> + for (; addr < end; addr += PAGE_SIZE) {
> + vm_fault_t ret;
> +
> + ret = handle_mm_fault(vma, addr, fault_flags, NULL);
> +
> + if (ret & (VM_FAULT_RETRY | VM_FAULT_COMPLETED)) {
> + /*
> + * The mmap lock has been dropped by the fault handler.
> + * Record the failing address and signal lock-drop to
> + * the caller.
> + */
> + *hmm_vma_walk->locked = 0;
> + hmm_vma_walk->last = addr;
> + return -EAGAIN;
Okay, so we'll return straight from hmm_vma_fault() to
hmm_vma_handle_pte()/hmm_vma_walk_pmd() -> walk_page_range() machinery.

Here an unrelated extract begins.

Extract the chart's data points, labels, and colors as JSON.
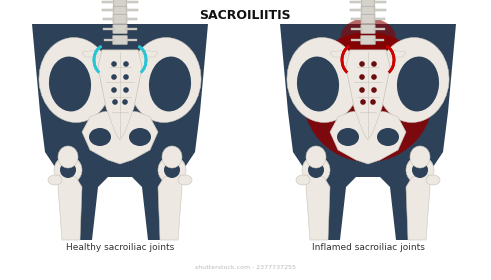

Hopefully we don't refer to the MM/VMA on any path there? It would be nicer if
the hmm_vma_fault() could be called by the caller of walk_page_range(), but
that's tricky I guess, as hmm_vma_fault() consumes the walk structure and
requires the vma in there.
Note: am I wrong, or is hmm_vma_fault() really always called with
required_fault=true?
> + }
> +
> + if (ret & VM_FAULT_ERROR)
> return -EFAULT;
> + }
> return -EBUSY;
> }
>
> @@ -566,6 +585,17 @@ static int hmm_vma_walk_hugetlb_entry(pte_t *pte,
> unsigned long hmask,
> if (required_fault) {
> int ret;
>
> + /*
> + * Faulting hugetlb pages on the unlockable path is not
> + * supported. The walk framework holds hugetlb_vma_lock_read
> + * which must be dropped before handle_mm_fault, but if the
> + * mmap lock is also dropped (VM_FAULT_RETRY), the vma may
> + * be freed and the walk framework's unconditional unlock
> + * becomes a use-after-free.
> + */
> + if (hmm_vma_walk->locked)
> + return -EFAULT;
Just because it's unlockable doesn't mean that you must unlock. Can't this be
kept working as is, just simulating here as if it would not be unlockable?
--
Cheers,
David